Under the terms of the agreement, Iridium shareholders will receive $54 per share, comprising $27 in cash and the remainder in Rocket Lab common stock. The consideration is subject to a collar mechanism that adjusts the exchange ratio based on Rocket Lab's volume-weighted average price (VWAP) during the ten trading days preceding closing. If RKLB's VWAP falls between $67.50 and $112.50, the stock portion will equate to roughly $27. Below $67.50, Iridium holders receive 0.4000 RKLB shares per IRDM share; above $112.50, they receive 0.2400 shares. At Rocket Lab's current trading price of $92.19, the stock component would be approximately 0.293 shares, delivering the headline $54 value.
The financial profiles of the two companies underscore the strategic logic of the deal. Iridium reported 2025 revenue of $871.7 million and operating EBITDA (OEBITDA) of $495.3 million, with a 57% OEBITDA margin. In contrast, Rocket Lab posted $601.8 million in revenue for the same period but recorded an adjusted EBITDA loss of $101.2 million and a net loss of $198.2 million. Iridium's revenue is 1.45 times Rocket Lab's, and its OEBITDA equals 82% of Rocket Lab's 2025 total revenue. The acquisition immediately transforms Rocket Lab's profitability profile, adding a cash-flow-positive business with 2.55 million subscribers and 66 operational satellites.
The valuation metrics highlight why Rocket Lab chose to use its equity as currency. Rocket Lab's market capitalization stood at roughly $55.93 billion, or about 93 times its 2025 revenue. Iridium's enterprise value is approximately 9.2 times its 2025 revenue and 16.2 times its OEBITDA. While the EV-to-EV comparison is not apples-to-apples, the disparity makes stock an attractive payment method for Rocket Lab, allowing it to acquire a profitable operation without depleting its cash reserves.

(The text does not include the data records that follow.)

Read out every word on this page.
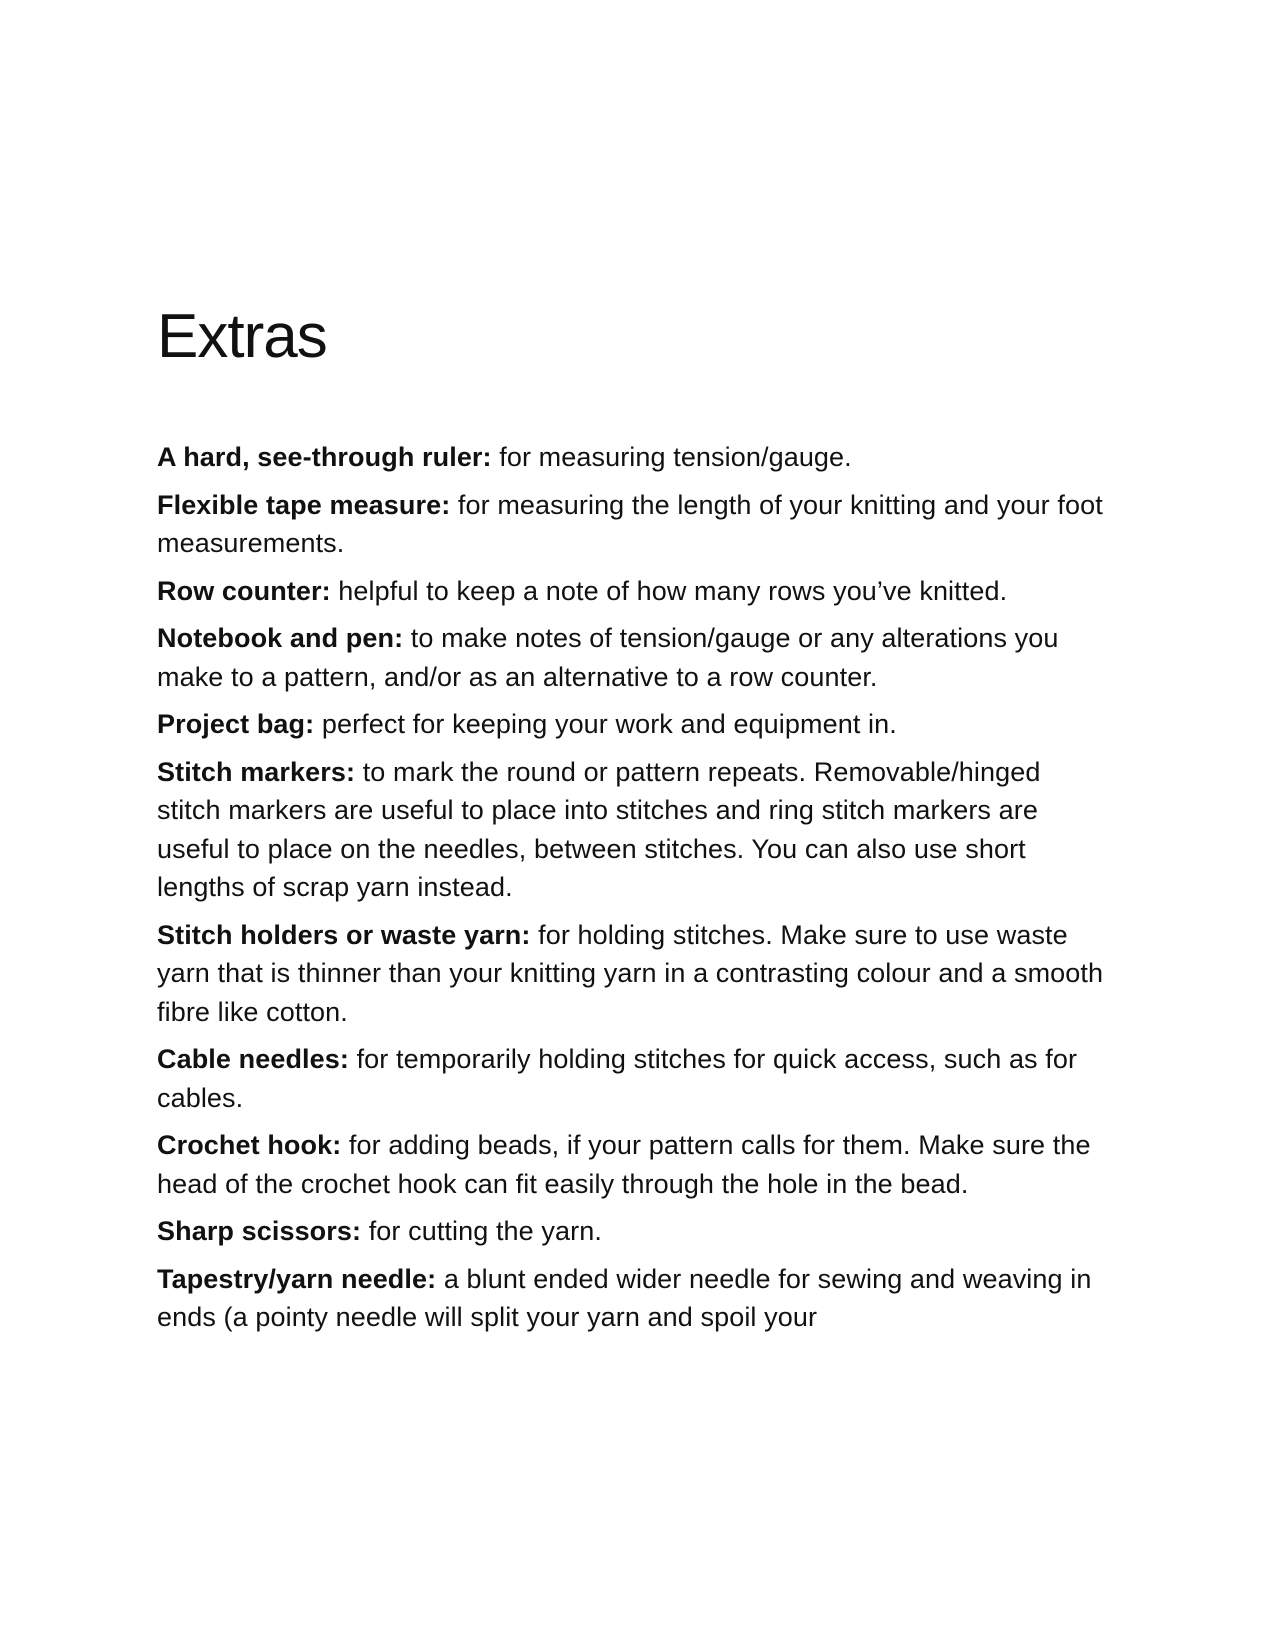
Extras
A hard, see-through ruler: for measuring tension/gauge.
Flexible tape measure: for measuring the length of your knitting and your foot measurements.
Row counter: helpful to keep a note of how many rows you’ve knitted.
Notebook and pen: to make notes of tension/gauge or any alterations you make to a pattern, and/or as an alternative to a row counter.
Project bag: perfect for keeping your work and equipment in.
Stitch markers: to mark the round or pattern repeats. Removable/hinged stitch markers are useful to place into stitches and ring stitch markers are useful to place on the needles, between stitches. You can also use short lengths of scrap yarn instead.
Stitch holders or waste yarn: for holding stitches. Make sure to use waste yarn that is thinner than your knitting yarn in a contrasting colour and a smooth fibre like cotton.
Cable needles: for temporarily holding stitches for quick access, such as for cables.
Crochet hook: for adding beads, if your pattern calls for them. Make sure the head of the crochet hook can fit easily through the hole in the bead.
Sharp scissors: for cutting the yarn.
Tapestry/yarn needle: a blunt ended wider needle for sewing and weaving in ends (a pointy needle will split your yarn and spoil your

Rocket Lab CEO Sir Peter Beck emphasized the strategic benefits, stating that Iridium runs "a very profitable business" and possesses "the all-important spectrum." Iridium CEO Matt Desch noted that the deal will enable the company to "bring new innovations to space quickly." The combination gives Rocket Lab immediate access to Iridium's satellite communications infrastructure, including global spectrum licenses, a workforce of approximately 1,000, and a subscriber base that spans government, maritime, aviation, and IoT markets.
The transaction is expected to close by December 28, 2027, subject to regulatory approvals, including clearance from the Federal Communications Commission (FCC), the Hart-Scott-Rodino Antitrust Improvements Act waiting period, and approvals from overseas satellite and telecom authorities. A majority of Iridium shares must also be tendered. Rocket Lab has secured a $3.6 billion, 364-day senior secured bridge loan from Deutsche Bank (NYSE: DB) and Wells Fargo (NYSE: WFC) to fund the cash portion. As of March 31, Rocket Lab reported $2 billion in liquidity, including $1.21 billion in cash and equivalents.

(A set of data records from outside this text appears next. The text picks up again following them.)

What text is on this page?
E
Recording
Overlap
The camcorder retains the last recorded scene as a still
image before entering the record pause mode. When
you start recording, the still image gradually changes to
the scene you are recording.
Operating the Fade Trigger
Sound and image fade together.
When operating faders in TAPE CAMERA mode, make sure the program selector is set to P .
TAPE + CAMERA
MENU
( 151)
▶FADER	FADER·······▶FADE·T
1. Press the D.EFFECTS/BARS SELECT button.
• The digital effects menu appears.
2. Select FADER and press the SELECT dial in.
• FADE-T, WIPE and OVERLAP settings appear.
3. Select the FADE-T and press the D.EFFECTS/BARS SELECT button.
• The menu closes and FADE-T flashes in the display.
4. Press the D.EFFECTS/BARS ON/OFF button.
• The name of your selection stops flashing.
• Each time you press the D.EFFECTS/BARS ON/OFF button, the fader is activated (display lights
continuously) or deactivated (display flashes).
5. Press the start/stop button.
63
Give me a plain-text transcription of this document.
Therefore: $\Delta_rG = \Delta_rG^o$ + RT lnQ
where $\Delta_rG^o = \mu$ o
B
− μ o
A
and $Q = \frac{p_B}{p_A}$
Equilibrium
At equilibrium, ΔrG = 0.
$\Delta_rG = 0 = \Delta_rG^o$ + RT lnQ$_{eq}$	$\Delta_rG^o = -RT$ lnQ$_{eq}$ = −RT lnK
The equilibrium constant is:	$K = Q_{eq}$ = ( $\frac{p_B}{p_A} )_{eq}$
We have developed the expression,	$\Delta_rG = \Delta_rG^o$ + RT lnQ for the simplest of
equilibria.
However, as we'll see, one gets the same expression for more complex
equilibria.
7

Investor reaction was positive. Rocket Lab shares rose 9.0% to $92.19 in New York morning trading, while Iridium shares surged 20.9% to $52.61, still 2.6% below the $54 offer price, reflecting lingering risk from the stock collar and regulatory timeline. SpaceX (NASDAQ: SPCX) also gained 1.6% in sympathy. The spread between Iridium's market price and the offer suggests investors are pricing in execution risk, including the potential for Rocket Lab's stock to decline below the collar threshold before closing.
The deal represents a strategic pivot for Rocket Lab, which has primarily focused on launch services and spacecraft components. By acquiring Iridium, the company gains an immediate revenue stream from satellite services—Iridium's service revenue of $634.0 million in 2025 was 2.75 times Rocket Lab's $230.2 million—and a platform for expanding its space systems business. The acquisition also positions Rocket Lab to compete more directly with SpaceX's Starlink, though Iridium's L-band spectrum is distinct from Starlink's Ku/Ka-band, serving different use cases such as safety communications and IoT.

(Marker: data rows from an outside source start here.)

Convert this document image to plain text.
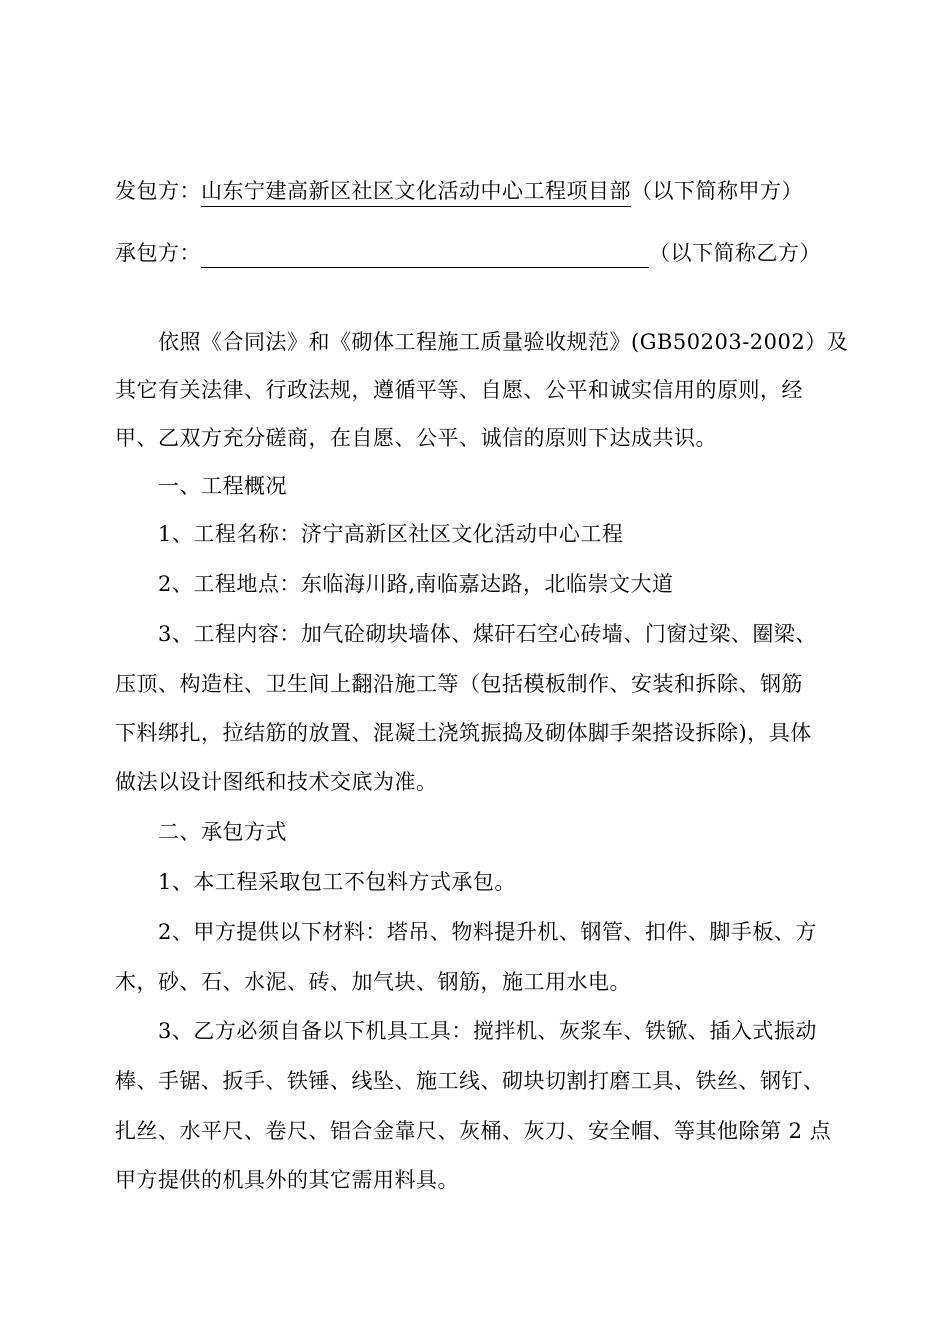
发包方：山东宁建高新区社区文化活动中心工程项目部（以下简称甲方）
承包方：	（以下简称乙方）
依照《合同法》和《砌体工程施工质量验收规范》(GB50203-2002）及
其它有关法律、行政法规，遵循平等、自愿、公平和诚实信用的原则，经
甲、乙双方充分磋商，在自愿、公平、诚信的原则下达成共识。
一、工程概况
1、工程名称：济宁高新区社区文化活动中心工程
2、工程地点：东临海川路,南临嘉达路，北临崇文大道
3、工程内容：加气砼砌块墙体、煤矸石空心砖墙、门窗过梁、圈梁、
压顶、构造柱、卫生间上翻沿施工等（包括模板制作、安装和拆除、钢筋
下料绑扎，拉结筋的放置、混凝土浇筑振捣及砌体脚手架搭设拆除)，具体
做法以设计图纸和技术交底为准。
二、承包方式
1、本工程采取包工不包料方式承包。
2、甲方提供以下材料：塔吊、物料提升机、钢管、扣件、脚手板、方
木，砂、石、水泥、砖、加气块、钢筋，施工用水电。
3、乙方必须自备以下机具工具：搅拌机、灰浆车、铁锨、插入式振动
棒、手锯、扳手、铁锤、线坠、施工线、砌块切割打磨工具、铁丝、钢钉、
扎丝、水平尺、卷尺、铝合金靠尺、灰桶、灰刀、安全帽、等其他除第 2 点
甲方提供的机具外的其它需用料具。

Key risks include the extended regulatory timeline, which could expose the deal to Rocket Lab's stock price volatility. If RKLB shares fall below $67.50, Iridium shareholders would receive less than $54 per share, potentially leading to renegotiation or deal termination. Conversely, if RKLB shares rise above $112.50, Iridium holders would still receive $54, limiting their upside. The deal's completion is also subject to Iridium shareholder approval, HSR clearance, FCC approval, and various international approvals. The outside date of December 28, 2027, provides a lengthy window but also introduces uncertainty.